After the first two Hoppers were retired in the bottom of the ninth, things looked dire. But Dalton Wheat singled and Nelson followed with an infield single that send Wheat to third base.

“I took a chance there,” Pratt said of his decision to wave Wheat to third. “It was a real close play at third base and it could have been game over, but it all worked out.”

The gamble paid off when a passed ball brought in Wheat to tie the game and sent Nelson to second. Lusignan followed with a single to center field and Pratt waved Nelson around third. The throw home was off-line and Nelson slid in with the winning run.

“With two outs, we’re supposed to try to score from second base on any base hit,” Nelson said. “We’re coached to get all our momentum going around third base.”

For his part, Lusignan was looking for a pitch he could get his bat on to drive in the run.

“I know Nelson has pretty good wheels,” Lusignan said. “When I got to first base, I was just hanging out and watching him come in to score.”
Nelson had three hits, two RBIs and two runs scored as he extended his hitting streak to 22 games. He’s aware of the streak, but not obsessed by it.

“Honestly, I’m just thinking ‘see the ball, hit the ball,’” he explained. “I had seen the pattern they were pitching me, inside with a fastball or curve. On the home run, it was a fastball in and I saw it well.”

The Hoppers used the momentum from that dramatic win to jump on the Suns early in the second game. Walker Olis walked, Lusignan singled and Eric Gutierrez hit a hard line drive to left field for his first homer of the year and a 3–0 lead.

“That was huge,” Pratt said. “It set the tone for the second game and kept the momentum going.”

It was the first of the year for Gutierrez and it came with two strikes.

“The guys who got on base put me in a good position to hit,” he said “The pitcher threw a fastball and I used a two-strike approach, just trying to make contact, and it just happened to be a home run.”

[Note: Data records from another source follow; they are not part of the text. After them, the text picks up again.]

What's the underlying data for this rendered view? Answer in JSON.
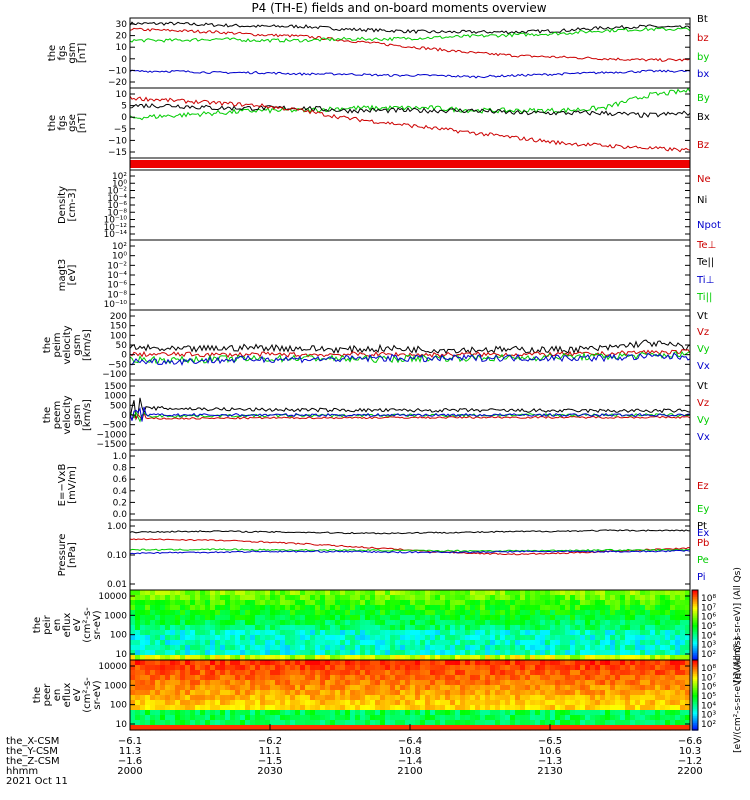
{
  "title": "P4 (TH-E) fields and on-board moments overview",
  "chart_data": [
    {
      "type": "line",
      "id": "fgs_gsm",
      "ylabel": [
        "the",
        "fgs",
        "gsm",
        "[nT]"
      ],
      "yticks": [
        "30",
        "20",
        "10",
        "0",
        "−10",
        "−20"
      ],
      "ylim": [
        -20,
        30
      ],
      "scale": "linear",
      "series": [
        {
          "name": "Bt",
          "color": "#000000",
          "trend": [
            26,
            26,
            25,
            24,
            24,
            22,
            21,
            20,
            20,
            20,
            21,
            23,
            24,
            23
          ],
          "noise": 1.2
        },
        {
          "name": "bz",
          "color": "#cc0000",
          "trend": [
            22,
            21,
            20,
            18,
            17,
            14,
            11,
            8,
            5,
            3,
            2,
            1,
            0,
            0
          ],
          "noise": 1.0
        },
        {
          "name": "by",
          "color": "#00cc00",
          "trend": [
            14,
            14,
            15,
            14,
            14,
            15,
            15,
            16,
            17,
            18,
            19,
            21,
            22,
            22
          ],
          "noise": 1.2
        },
        {
          "name": "bx",
          "color": "#0000cc",
          "trend": [
            -8,
            -8,
            -9,
            -9,
            -10,
            -10,
            -11,
            -11,
            -12,
            -11,
            -10,
            -9,
            -8,
            -8
          ],
          "noise": 0.8
        }
      ]
    },
    {
      "type": "line",
      "id": "fgs_gse",
      "ylabel": [
        "the",
        "fgs",
        "gse",
        "[nT]"
      ],
      "yticks": [
        "10",
        "5",
        "0",
        "−5",
        "−10",
        "−15"
      ],
      "ylim": [
        -17,
        11
      ],
      "scale": "linear",
      "series": [
        {
          "name": "By",
          "color": "#00cc00",
          "trend": [
            -1,
            0,
            1,
            2,
            2,
            3,
            3,
            3,
            2,
            2,
            2,
            3,
            8,
            10
          ],
          "noise": 1.0
        },
        {
          "name": "Bx",
          "color": "#000000",
          "trend": [
            4,
            4,
            3,
            3,
            3,
            2,
            2,
            2,
            2,
            1,
            1,
            1,
            0,
            1
          ],
          "noise": 1.0
        },
        {
          "name": "Bz",
          "color": "#cc0000",
          "trend": [
            7,
            6,
            5,
            4,
            2,
            -1,
            -3,
            -5,
            -7,
            -9,
            -11,
            -12,
            -13,
            -14
          ],
          "noise": 0.8
        }
      ]
    },
    {
      "type": "bar",
      "id": "flag",
      "color": "#ee0000"
    },
    {
      "type": "line",
      "id": "density",
      "ylabel": [
        "Density",
        "[cm-3]"
      ],
      "yticks": [
        "10²",
        "10⁰",
        "10⁻²",
        "10⁻⁴",
        "10⁻⁶",
        "10⁻⁸",
        "10⁻¹⁰",
        "10⁻¹²",
        "10⁻¹⁴"
      ],
      "ylim": [
        -14,
        2
      ],
      "scale": "log",
      "series": [
        {
          "name": "Ne",
          "color": "#cc0000",
          "trend": [
            2,
            2
          ],
          "noise": 0
        },
        {
          "name": "Ni",
          "color": "#000000",
          "trend": [
            2,
            2
          ],
          "noise": 0
        },
        {
          "name": "Npot",
          "color": "#0000cc",
          "trend": [
            -14,
            -14
          ],
          "noise": 0
        }
      ]
    },
    {
      "type": "line",
      "id": "temp",
      "ylabel": [
        "magt3",
        "[eV]"
      ],
      "yticks": [
        "10²",
        "10⁰",
        "10⁻²",
        "10⁻⁴",
        "10⁻⁶",
        "10⁻⁸",
        "10⁻¹⁰"
      ],
      "ylim": [
        -10,
        2
      ],
      "scale": "log",
      "series": [
        {
          "name": "Te⊥",
          "color": "#cc0000",
          "trend": [
            2,
            2
          ],
          "noise": 0
        },
        {
          "name": "Te||",
          "color": "#000000",
          "trend": [
            2,
            2
          ],
          "noise": 0
        },
        {
          "name": "Ti⊥",
          "color": "#0000cc",
          "trend": [
            2,
            2
          ],
          "noise": 0
        },
        {
          "name": "Ti||",
          "color": "#00cc00",
          "trend": [
            2,
            2
          ],
          "noise": 0
        }
      ]
    },
    {
      "type": "line",
      "id": "peim_vel",
      "ylabel": [
        "the",
        "peim",
        "velocity",
        "gsm",
        "[km/s]"
      ],
      "yticks": [
        "200",
        "150",
        "100",
        "50",
        "0",
        "−50",
        "−100"
      ],
      "ylim": [
        -100,
        200
      ],
      "scale": "linear",
      "series": [
        {
          "name": "Vt",
          "color": "#000000",
          "trend": [
            40,
            30,
            35,
            40,
            35,
            30,
            35,
            30,
            30,
            30,
            30,
            35,
            60,
            40
          ],
          "noise": 15
        },
        {
          "name": "Vz",
          "color": "#cc0000",
          "trend": [
            10,
            10,
            8,
            10,
            8,
            10,
            10,
            8,
            10,
            10,
            10,
            12,
            20,
            20
          ],
          "noise": 10
        },
        {
          "name": "Vy",
          "color": "#00cc00",
          "trend": [
            -10,
            -15,
            -10,
            -10,
            -5,
            -10,
            -10,
            -5,
            -5,
            -5,
            0,
            0,
            5,
            10
          ],
          "noise": 15
        },
        {
          "name": "Vx",
          "color": "#0000cc",
          "trend": [
            -20,
            -20,
            -15,
            -10,
            -10,
            -10,
            -5,
            -10,
            -5,
            -5,
            -5,
            -5,
            0,
            0
          ],
          "noise": 15
        }
      ]
    },
    {
      "type": "line",
      "id": "peem_vel",
      "ylabel": [
        "the",
        "peem",
        "velocity",
        "gsm",
        "[km/s]"
      ],
      "yticks": [
        "1500",
        "1000",
        "500",
        "0",
        "−500",
        "−1000",
        "−1500"
      ],
      "ylim": [
        -1500,
        1500
      ],
      "scale": "linear",
      "series": [
        {
          "name": "Vt",
          "color": "#000000",
          "trend": [
            300,
            280,
            250,
            230,
            220,
            210,
            200,
            200,
            200,
            190,
            180,
            180,
            180,
            180
          ],
          "noise": 80
        },
        {
          "name": "Vz",
          "color": "#cc0000",
          "trend": [
            -150,
            -150,
            -140,
            -130,
            -120,
            -120,
            -110,
            -110,
            -100,
            -100,
            -100,
            -100,
            -100,
            -100
          ],
          "noise": 40
        },
        {
          "name": "Vy",
          "color": "#00cc00",
          "trend": [
            -50,
            -40,
            -30,
            -30,
            -20,
            -20,
            -10,
            -10,
            -10,
            0,
            0,
            0,
            0,
            0
          ],
          "noise": 60
        },
        {
          "name": "Vx",
          "color": "#0000cc",
          "trend": [
            0,
            0,
            0,
            0,
            0,
            0,
            0,
            0,
            0,
            0,
            0,
            0,
            0,
            0
          ],
          "noise": 60
        }
      ]
    },
    {
      "type": "line",
      "id": "efield",
      "ylabel": [
        "E=−VxB",
        "[mV/m]"
      ],
      "yticks": [
        "1.0",
        "0.8",
        "0.6",
        "0.4",
        "0.2",
        "0.0"
      ],
      "ylim": [
        0,
        1
      ],
      "scale": "linear",
      "series": [
        {
          "name": "Ez",
          "color": "#cc0000",
          "trend": [],
          "noise": 0
        },
        {
          "name": "Ey",
          "color": "#00cc00",
          "trend": [],
          "noise": 0
        },
        {
          "name": "Ex",
          "color": "#0000cc",
          "trend": [],
          "noise": 0
        }
      ]
    },
    {
      "type": "line",
      "id": "pressure",
      "ylabel": [
        "Pressure",
        "[nPa]"
      ],
      "yticks": [
        "1.00",
        "0.10",
        "0.01"
      ],
      "ylim": [
        -2,
        0
      ],
      "scale": "log",
      "series": [
        {
          "name": "Pt",
          "color": "#000000",
          "trend": [
            -0.35,
            -0.33,
            -0.32,
            -0.34,
            -0.35,
            -0.37,
            -0.38,
            -0.36,
            -0.35,
            -0.33,
            -0.32,
            -0.3,
            -0.3,
            -0.3
          ],
          "noise": 0.02
        },
        {
          "name": "Pb",
          "color": "#cc0000",
          "trend": [
            -0.55,
            -0.56,
            -0.58,
            -0.62,
            -0.68,
            -0.75,
            -0.82,
            -0.9,
            -0.95,
            -0.98,
            -0.95,
            -0.9,
            -0.85,
            -0.8
          ],
          "noise": 0.02
        },
        {
          "name": "Pe",
          "color": "#00cc00",
          "trend": [
            -0.85,
            -0.85,
            -0.84,
            -0.85,
            -0.86,
            -0.86,
            -0.87,
            -0.88,
            -0.88,
            -0.88,
            -0.87,
            -0.86,
            -0.86,
            -0.85
          ],
          "noise": 0.02
        },
        {
          "name": "Pi",
          "color": "#0000cc",
          "trend": [
            -0.95,
            -0.93,
            -0.92,
            -0.9,
            -0.9,
            -0.9,
            -0.92,
            -0.92,
            -0.92,
            -0.9,
            -0.9,
            -0.9,
            -0.9,
            -0.88
          ],
          "noise": 0.02
        }
      ]
    },
    {
      "type": "heatmap",
      "id": "peir",
      "ylabel": [
        "the",
        "peir",
        "en",
        "eflux",
        "eV",
        "(cm²-s-",
        "sr-eV)"
      ],
      "yticks": [
        "10000",
        "1000",
        "100",
        "10"
      ],
      "ylim": [
        1,
        4.2
      ],
      "scale": "log"
    },
    {
      "type": "heatmap",
      "id": "peer",
      "ylabel": [
        "the",
        "peer",
        "en",
        "eflux",
        "eV",
        "(cm²-s-",
        "sr-eV)"
      ],
      "yticks": [
        "10000",
        "1000",
        "100",
        "10"
      ],
      "ylim": [
        1,
        4.2
      ],
      "scale": "log"
    }
  ],
  "colorbars": [
    {
      "label": "[eV/(cm²-s-sr-eV)] (All Qs)",
      "ticks": [
        "10⁸",
        "10⁷",
        "10⁶",
        "10⁵",
        "10⁴",
        "10³",
        "10²"
      ]
    },
    {
      "label": "[eV/(cm²-s-sr-eV)] (All Qs)",
      "ticks": [
        "10⁸",
        "10⁷",
        "10⁶",
        "10⁵",
        "10⁴",
        "10³",
        "10²"
      ]
    }
  ],
  "xaxis": {
    "row_labels": [
      "the_X-CSM",
      "the_Y-CSM",
      "the_Z-CSM",
      "hhmm",
      "2021 Oct 11"
    ],
    "ticks": [
      {
        "t": 0,
        "lines": [
          "−6.1",
          "11.3",
          "−1.6",
          "2000"
        ]
      },
      {
        "t": 30,
        "lines": [
          "−6.2",
          "11.1",
          "−1.5",
          "2030"
        ]
      },
      {
        "t": 60,
        "lines": [
          "−6.4",
          "10.8",
          "−1.4",
          "2100"
        ]
      },
      {
        "t": 90,
        "lines": [
          "−6.5",
          "10.6",
          "−1.3",
          "2130"
        ]
      },
      {
        "t": 120,
        "lines": [
          "−6.6",
          "10.3",
          "−1.2",
          "2200"
        ]
      }
    ],
    "range": [
      0,
      120
    ]
  }
}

Gutierrez later drove in another run with a single, giving him a four-RBI night and some compensation for getting hit in the head by a pitch in the first game. That came on his second trip up, courtesy of the Suns’ A.J. Bogucki, whose pitch caught him on the left side of the batting helmet. Gutierrez lay on his back for a few seconds, then bounced up and trotted to first base.

“I’ve never been hit in the head before,” he said. “It was noisy because it was close to my ear. I took a deep breath while I was on the ground and tried to treat it like any other hit by pitch. It wasn’t intentional and I tried not to overthink it.”

The Hoppers controlled the second game, which never got closer than three runs. Aaron Knapp and Jarett Rindfleisch picked up RBIs to help keep the Suns at bay.

Then there was Nelson. He went hitless in his first three at-bats and it looked like his streak was over when he grounded out in the fifth inning. But the Hoppers got enough runners on base to bring him up again in the sixth, and he jumped on a pitch for an RBI single to move the streak to 23 games. He finished the night 4-for-8, raising his average to .358.

“When you’re hot, you get some weak hits and some big hits,” Pratt said. “And he’s hot. His home run in the first game gave us some life.”

NOTES: Reliever Chad Smith got the win in the first game on his 22nd birthday … A combination of relievers?—?Michael Mertz, Sam Perez, Reilly Hovis and Marcus Crescentini?—?held the Suns to five hits, three of which were solo homers, in the second game … Hovis was credited with the win … The Hoppers wore green jerseys with gold trim in a throwback look to the days when they were the Greensboro Hornets … It was nothing new to Pratt, who said those were the team colors when he played here in 1986.